Decrease in phosphorylation of GSK-3 after Sema 3A treatment in MDA-MB-231 breast carcinoma cell lines. Western blots of MDA-MB 231 cell extracts using anti–P-(Ser9)-GSK-3β, anti–GSK-3β, and antiactin antibodies. Cell lysates were prepared from PBS-treated control and Sema 3A–Fc–treated (1 μg/ml for 1 h) MDA-MB 231 cells in the presence or absence of LiCl (at 20 mM). All experiments were performed in duplicates. Sema 3A treatment notably decreases Ser9 phosphorylation of GSK-3. Treatment with the GSK-3 inhibitor LiCl enhances GSK-3 phosphorylation slightly and antagonizes the Sema 3A–mediated decrease in Ser9 phosphorylation. Blots were reprobed with an anti–GSK-3β antibody to confirm equal loading of samples.

Figure 5.

Inhibition of GSK-3 prevents Sema 3A–induced growth cone collapse. (A) Addition of Sema 3A–Fc to DRG explant cultures for 30 min induces a growth collapse response.
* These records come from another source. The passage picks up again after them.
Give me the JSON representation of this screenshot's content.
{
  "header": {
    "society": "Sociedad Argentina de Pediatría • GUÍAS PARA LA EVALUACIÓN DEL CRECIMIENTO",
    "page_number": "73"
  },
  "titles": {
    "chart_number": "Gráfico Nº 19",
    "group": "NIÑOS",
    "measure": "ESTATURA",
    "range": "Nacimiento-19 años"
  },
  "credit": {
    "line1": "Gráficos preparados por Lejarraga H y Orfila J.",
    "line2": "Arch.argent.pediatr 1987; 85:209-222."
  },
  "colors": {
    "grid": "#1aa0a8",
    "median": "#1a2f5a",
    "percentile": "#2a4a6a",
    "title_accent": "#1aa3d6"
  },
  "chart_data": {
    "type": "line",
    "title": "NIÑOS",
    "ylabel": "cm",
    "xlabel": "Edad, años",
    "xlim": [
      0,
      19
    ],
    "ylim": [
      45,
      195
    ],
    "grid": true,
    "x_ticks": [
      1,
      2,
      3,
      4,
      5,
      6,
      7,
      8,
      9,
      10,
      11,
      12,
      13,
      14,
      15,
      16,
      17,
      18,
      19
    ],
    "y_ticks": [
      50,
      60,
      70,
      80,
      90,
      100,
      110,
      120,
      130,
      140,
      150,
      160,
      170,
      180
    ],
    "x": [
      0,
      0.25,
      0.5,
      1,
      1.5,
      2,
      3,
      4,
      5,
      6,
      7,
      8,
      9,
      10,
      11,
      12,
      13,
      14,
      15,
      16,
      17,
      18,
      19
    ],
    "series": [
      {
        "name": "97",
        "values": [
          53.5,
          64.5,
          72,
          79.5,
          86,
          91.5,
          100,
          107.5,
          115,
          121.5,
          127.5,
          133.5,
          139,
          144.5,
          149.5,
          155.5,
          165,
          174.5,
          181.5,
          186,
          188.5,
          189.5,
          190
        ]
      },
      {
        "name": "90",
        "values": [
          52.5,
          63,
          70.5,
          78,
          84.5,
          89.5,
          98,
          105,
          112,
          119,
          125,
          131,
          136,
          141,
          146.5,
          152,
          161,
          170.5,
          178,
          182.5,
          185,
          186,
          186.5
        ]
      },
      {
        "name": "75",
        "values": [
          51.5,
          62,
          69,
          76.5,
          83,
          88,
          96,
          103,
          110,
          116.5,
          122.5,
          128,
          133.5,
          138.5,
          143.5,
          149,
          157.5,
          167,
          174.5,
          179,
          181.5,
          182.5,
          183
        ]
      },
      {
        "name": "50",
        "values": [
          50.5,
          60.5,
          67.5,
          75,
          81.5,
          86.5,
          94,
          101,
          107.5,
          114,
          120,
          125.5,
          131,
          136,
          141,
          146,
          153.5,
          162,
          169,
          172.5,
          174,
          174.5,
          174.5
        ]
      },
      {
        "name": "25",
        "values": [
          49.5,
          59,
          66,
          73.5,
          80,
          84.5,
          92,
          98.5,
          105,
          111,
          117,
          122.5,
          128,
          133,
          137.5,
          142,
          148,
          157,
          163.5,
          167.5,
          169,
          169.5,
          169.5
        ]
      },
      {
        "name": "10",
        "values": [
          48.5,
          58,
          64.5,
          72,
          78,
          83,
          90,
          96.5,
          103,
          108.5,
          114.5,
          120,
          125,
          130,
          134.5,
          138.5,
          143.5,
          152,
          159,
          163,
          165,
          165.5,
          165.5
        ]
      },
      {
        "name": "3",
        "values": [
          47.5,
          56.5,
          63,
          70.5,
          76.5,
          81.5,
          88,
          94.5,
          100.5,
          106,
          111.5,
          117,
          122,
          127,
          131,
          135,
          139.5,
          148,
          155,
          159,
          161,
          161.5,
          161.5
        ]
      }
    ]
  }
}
The graphs show the percentage of collapsed growth cone ± SEM (n ≥ 4 independent experiments). In each experiment ≥100 growth cones were counted. In the presence of 20 mM LiCl, the Sema 3A response is substantially inhibited, whereas NaCl at 20 mM did not alter the Sema 3A–induced growth cone collapse. Likewise, the two specific GSK-3 inhibitors, SB-216763 and SB-415286 (used at μM concentrations as stated), inhibited the Sema 3A–induced growth cone collapse in a dose-dependent manner. (B) Examples of phalloidin-stained DRG growth cones in order to visualize the distribution of F-actin. First micrograph shows a control untreated (−) growth cone; all subsequent pictures show growth cones that have been treated with Sema 3A (+) in the absence (control) and presence of LiCl (20 mM), SB-216763 (10 μM), and SB-415286 (30 μM). In the presence of the GSK-3 antagonist, growth cone collapse is clearly inhibited. Bar, 15 μm.